明明知道我和林煜堂之間的感情再經不起任何消耗,還是做出了分手的決定。
我只是單純的覺得他缺少安全感,而我給不了。
同樣他也給不了我。
這件事并非是我們明知有缺漏卻任由其擴大,而是彼此的信任在幾次的分手中消弭殆盡,即使我盡全力給予,他仍然覺得不安。
更何況我做不到完全的、毫無保留。
所以我也一樣。
關于這個決定我只是在心里盤算演練,并沒有告訴他。然而他還是從這幾天的氛圍中察覺到了端倪,是以當我故作輕巧的像平時一樣坐到他的身側,大腿緊緊的依著他,等待著他像往常一樣側過頭親吻我時,他沒有任何的動作。
還是那句話,我是決定分手沒錯,但不代表我不渴望和他的親密接觸。
因此我只是繼續向他貼緊,即使用余光感受到他落在我身上的視線,帶著我難以解讀的意味。
我的左手握著拳貼在腿根,只是片刻的等待手心就微微沁出了汗,我悄悄的把汗蹭到褲子上,心里默默記著時。
明明不該緊張的,我心下懊惱。
讓兩方都體面的收場是我的想法,我當然還是希望事情按著計劃發展。不過我也從來沒當他是傻子,畢竟我向來瞞不住他什么事情。

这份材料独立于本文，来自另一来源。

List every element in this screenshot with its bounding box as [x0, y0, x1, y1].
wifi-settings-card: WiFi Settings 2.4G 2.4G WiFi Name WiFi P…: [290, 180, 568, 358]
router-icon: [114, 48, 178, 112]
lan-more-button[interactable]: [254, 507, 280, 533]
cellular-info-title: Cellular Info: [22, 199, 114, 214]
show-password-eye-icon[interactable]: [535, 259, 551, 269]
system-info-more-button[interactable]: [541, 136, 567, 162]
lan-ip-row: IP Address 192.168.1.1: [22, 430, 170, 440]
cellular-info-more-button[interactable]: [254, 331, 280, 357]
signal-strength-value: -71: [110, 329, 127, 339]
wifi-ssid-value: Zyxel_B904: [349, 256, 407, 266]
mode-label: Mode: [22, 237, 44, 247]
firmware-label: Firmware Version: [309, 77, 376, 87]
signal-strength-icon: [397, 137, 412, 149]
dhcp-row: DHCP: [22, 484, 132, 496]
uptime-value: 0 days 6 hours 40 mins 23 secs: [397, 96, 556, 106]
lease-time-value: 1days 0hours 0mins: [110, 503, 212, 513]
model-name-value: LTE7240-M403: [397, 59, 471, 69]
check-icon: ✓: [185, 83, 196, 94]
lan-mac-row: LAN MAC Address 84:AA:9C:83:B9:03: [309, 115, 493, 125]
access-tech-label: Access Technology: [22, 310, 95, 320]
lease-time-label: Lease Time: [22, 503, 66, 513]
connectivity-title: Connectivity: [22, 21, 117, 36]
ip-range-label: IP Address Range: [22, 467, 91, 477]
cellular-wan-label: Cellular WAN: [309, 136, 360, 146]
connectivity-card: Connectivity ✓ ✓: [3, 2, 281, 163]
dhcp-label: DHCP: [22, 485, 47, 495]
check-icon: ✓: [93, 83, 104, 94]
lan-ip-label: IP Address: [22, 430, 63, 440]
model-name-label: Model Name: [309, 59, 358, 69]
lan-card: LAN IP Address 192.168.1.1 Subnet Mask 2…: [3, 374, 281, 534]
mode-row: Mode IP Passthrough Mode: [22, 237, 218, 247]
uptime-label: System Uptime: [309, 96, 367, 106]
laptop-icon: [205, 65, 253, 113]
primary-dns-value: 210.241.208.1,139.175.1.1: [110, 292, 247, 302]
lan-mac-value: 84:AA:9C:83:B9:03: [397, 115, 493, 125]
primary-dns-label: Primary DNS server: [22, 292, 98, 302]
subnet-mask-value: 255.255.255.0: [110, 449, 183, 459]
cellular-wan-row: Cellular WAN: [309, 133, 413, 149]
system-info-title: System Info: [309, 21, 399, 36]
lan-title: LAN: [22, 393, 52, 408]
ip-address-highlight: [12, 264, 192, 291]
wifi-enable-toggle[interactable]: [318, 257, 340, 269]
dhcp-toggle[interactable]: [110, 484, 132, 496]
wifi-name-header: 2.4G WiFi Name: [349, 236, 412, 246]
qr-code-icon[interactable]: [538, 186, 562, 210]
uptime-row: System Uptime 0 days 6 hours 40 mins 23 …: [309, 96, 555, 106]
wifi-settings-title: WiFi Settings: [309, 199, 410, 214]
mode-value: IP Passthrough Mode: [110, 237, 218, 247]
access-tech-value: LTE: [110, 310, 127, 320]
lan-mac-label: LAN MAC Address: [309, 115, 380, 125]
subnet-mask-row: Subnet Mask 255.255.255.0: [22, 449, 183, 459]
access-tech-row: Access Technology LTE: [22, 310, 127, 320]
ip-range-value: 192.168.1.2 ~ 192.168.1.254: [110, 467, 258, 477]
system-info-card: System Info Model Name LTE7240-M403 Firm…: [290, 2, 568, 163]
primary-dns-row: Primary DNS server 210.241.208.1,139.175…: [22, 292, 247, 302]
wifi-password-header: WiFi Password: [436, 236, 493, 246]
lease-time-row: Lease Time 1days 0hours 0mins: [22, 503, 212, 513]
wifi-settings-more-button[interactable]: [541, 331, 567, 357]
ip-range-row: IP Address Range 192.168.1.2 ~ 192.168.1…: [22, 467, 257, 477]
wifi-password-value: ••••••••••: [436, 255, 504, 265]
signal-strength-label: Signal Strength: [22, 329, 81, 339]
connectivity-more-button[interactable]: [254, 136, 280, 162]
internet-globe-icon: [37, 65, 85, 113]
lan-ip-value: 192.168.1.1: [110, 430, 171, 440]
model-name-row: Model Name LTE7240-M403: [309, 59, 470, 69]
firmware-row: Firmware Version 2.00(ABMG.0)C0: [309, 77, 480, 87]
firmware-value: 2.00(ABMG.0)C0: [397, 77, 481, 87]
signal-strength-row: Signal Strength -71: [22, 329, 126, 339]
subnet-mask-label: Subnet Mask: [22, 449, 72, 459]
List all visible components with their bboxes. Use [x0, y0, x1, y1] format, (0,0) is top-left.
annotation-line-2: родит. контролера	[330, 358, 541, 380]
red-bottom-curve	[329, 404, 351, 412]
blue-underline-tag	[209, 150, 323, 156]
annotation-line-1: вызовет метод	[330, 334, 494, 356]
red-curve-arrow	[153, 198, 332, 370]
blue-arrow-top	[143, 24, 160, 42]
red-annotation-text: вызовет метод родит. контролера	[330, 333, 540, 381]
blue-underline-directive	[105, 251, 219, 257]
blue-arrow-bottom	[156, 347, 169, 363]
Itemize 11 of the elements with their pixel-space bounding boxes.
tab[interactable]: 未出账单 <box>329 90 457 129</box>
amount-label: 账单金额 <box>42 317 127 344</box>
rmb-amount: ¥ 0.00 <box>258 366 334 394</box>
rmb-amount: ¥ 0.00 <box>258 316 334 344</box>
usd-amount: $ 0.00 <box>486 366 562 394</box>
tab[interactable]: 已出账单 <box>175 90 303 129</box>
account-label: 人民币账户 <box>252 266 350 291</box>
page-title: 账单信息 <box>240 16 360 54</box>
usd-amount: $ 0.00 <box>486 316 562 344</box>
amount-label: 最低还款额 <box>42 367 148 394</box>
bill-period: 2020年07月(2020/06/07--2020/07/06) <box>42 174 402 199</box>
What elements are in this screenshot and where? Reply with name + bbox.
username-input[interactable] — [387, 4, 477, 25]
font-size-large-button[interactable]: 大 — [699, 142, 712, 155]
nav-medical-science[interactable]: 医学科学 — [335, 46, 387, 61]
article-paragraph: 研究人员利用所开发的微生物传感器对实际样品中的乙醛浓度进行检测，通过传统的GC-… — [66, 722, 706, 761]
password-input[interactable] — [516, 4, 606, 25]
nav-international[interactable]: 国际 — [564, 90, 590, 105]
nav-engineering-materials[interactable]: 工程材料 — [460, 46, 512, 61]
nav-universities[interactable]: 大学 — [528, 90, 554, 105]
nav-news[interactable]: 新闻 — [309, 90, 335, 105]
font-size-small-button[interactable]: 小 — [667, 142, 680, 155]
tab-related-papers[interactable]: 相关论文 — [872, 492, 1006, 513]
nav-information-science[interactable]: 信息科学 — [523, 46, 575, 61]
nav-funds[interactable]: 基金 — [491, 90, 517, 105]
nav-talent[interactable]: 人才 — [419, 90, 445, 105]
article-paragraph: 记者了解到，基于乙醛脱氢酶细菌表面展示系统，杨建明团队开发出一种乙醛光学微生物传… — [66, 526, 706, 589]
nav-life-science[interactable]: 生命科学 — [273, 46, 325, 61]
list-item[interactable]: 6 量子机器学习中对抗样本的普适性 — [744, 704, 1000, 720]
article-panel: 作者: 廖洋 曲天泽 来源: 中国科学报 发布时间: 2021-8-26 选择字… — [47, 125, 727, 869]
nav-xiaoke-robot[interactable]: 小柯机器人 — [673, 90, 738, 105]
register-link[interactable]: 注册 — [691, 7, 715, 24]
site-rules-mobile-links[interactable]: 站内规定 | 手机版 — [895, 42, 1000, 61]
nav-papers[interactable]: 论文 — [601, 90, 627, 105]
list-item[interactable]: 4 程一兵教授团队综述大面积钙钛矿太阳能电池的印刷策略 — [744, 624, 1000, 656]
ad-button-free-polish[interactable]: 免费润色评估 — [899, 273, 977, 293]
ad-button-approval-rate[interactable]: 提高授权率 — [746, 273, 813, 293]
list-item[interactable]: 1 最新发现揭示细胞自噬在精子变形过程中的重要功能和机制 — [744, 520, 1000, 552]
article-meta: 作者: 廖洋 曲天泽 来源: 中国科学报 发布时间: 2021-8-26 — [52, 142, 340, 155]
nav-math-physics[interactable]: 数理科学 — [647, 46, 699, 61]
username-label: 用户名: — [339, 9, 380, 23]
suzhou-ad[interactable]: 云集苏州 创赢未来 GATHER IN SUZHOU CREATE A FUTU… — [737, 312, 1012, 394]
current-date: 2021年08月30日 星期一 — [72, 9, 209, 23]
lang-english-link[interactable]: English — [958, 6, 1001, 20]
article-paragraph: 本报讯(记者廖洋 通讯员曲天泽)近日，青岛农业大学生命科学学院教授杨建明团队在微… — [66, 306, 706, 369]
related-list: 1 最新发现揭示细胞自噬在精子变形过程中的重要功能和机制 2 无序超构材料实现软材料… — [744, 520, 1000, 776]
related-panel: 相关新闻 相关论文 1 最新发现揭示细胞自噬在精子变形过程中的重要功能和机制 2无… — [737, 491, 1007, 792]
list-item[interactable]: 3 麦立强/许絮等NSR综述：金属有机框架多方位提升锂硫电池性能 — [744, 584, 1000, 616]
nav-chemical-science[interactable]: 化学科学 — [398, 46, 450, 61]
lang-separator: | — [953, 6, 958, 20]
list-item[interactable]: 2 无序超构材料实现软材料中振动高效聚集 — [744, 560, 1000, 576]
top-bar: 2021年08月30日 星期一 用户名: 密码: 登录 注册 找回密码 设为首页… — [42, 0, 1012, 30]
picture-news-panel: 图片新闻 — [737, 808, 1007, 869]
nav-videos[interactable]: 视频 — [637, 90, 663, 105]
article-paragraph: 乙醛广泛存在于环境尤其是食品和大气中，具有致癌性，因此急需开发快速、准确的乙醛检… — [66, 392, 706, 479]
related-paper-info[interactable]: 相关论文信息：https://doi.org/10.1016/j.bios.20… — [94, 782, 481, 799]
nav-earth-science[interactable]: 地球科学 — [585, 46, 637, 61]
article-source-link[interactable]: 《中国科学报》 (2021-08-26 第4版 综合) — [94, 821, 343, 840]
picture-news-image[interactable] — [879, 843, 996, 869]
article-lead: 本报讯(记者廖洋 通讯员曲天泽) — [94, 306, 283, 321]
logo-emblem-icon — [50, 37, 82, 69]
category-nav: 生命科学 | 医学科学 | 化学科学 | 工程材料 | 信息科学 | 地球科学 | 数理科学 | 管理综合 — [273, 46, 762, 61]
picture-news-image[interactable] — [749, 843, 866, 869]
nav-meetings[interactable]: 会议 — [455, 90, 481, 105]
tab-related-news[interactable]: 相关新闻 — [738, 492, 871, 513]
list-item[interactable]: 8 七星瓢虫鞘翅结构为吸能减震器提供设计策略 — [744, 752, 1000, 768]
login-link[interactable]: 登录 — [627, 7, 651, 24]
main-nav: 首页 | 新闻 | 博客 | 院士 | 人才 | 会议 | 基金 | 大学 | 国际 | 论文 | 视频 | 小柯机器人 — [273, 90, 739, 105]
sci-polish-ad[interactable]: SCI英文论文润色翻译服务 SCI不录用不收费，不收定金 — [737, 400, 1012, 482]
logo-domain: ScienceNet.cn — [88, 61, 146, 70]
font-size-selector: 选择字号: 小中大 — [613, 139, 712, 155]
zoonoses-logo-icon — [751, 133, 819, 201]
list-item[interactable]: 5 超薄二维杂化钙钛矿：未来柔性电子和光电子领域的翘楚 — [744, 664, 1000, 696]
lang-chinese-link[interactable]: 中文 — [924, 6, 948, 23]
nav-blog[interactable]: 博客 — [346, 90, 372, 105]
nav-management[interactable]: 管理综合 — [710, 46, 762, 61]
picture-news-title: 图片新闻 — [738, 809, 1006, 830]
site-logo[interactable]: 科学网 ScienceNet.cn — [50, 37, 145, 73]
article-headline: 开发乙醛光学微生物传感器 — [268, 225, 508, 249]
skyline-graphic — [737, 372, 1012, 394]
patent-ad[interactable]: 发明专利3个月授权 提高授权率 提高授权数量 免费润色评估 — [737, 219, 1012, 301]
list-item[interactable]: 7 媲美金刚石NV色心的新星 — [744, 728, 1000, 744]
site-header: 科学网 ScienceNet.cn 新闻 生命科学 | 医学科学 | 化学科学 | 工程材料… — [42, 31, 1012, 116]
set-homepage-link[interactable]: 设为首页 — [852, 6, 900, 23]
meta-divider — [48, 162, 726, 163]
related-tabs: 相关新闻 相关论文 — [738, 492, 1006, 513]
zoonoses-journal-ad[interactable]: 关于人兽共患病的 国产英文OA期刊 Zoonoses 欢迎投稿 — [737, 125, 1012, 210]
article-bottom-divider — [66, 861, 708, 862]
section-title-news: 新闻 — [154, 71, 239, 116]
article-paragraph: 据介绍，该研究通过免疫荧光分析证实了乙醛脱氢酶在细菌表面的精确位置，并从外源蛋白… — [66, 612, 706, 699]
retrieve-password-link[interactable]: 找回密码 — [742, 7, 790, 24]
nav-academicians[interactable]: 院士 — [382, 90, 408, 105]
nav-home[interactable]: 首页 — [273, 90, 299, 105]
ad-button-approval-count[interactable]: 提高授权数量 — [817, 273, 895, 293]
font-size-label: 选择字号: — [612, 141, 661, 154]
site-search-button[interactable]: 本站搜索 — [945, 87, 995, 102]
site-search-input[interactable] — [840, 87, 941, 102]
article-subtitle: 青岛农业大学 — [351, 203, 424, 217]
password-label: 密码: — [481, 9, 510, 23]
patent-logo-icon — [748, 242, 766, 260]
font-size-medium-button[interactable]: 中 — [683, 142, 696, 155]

所以當氣氛越來越沉寂,幾乎到了糟糕的程度時,我破罐子破摔的想法呼之欲出。
在這之后,和他坦白吧。
我是個不善等待的人,即使這些年外表上沉靜了很多,面對林煜堂時還是免不了的急躁幾分。再加上早的時候脾氣比較火爆,耐性也很差,因此這一切免不了落在林煜堂的身上,誰讓他早早就知道了我的真面目。
于是在這般的一室靜謐中,我懷揣著所剩無幾的耐性一鼓作氣,握成拳頭的左手松開,稱得上是溫柔地扶著他的臉,仰著頭吻了上去。
今年的秋天沒什么水汽,溫度明明怡人但還是少了點涼爽。我的吻技沒什么長進——雖然他沒少拉著我亂來,也還是一如始終的占據被動地位——現下卻因著情勢難得主動,學著他慣常的樣子含弄著下唇,然后吸弄的嘖嘖作響,企圖把控制權交回給他。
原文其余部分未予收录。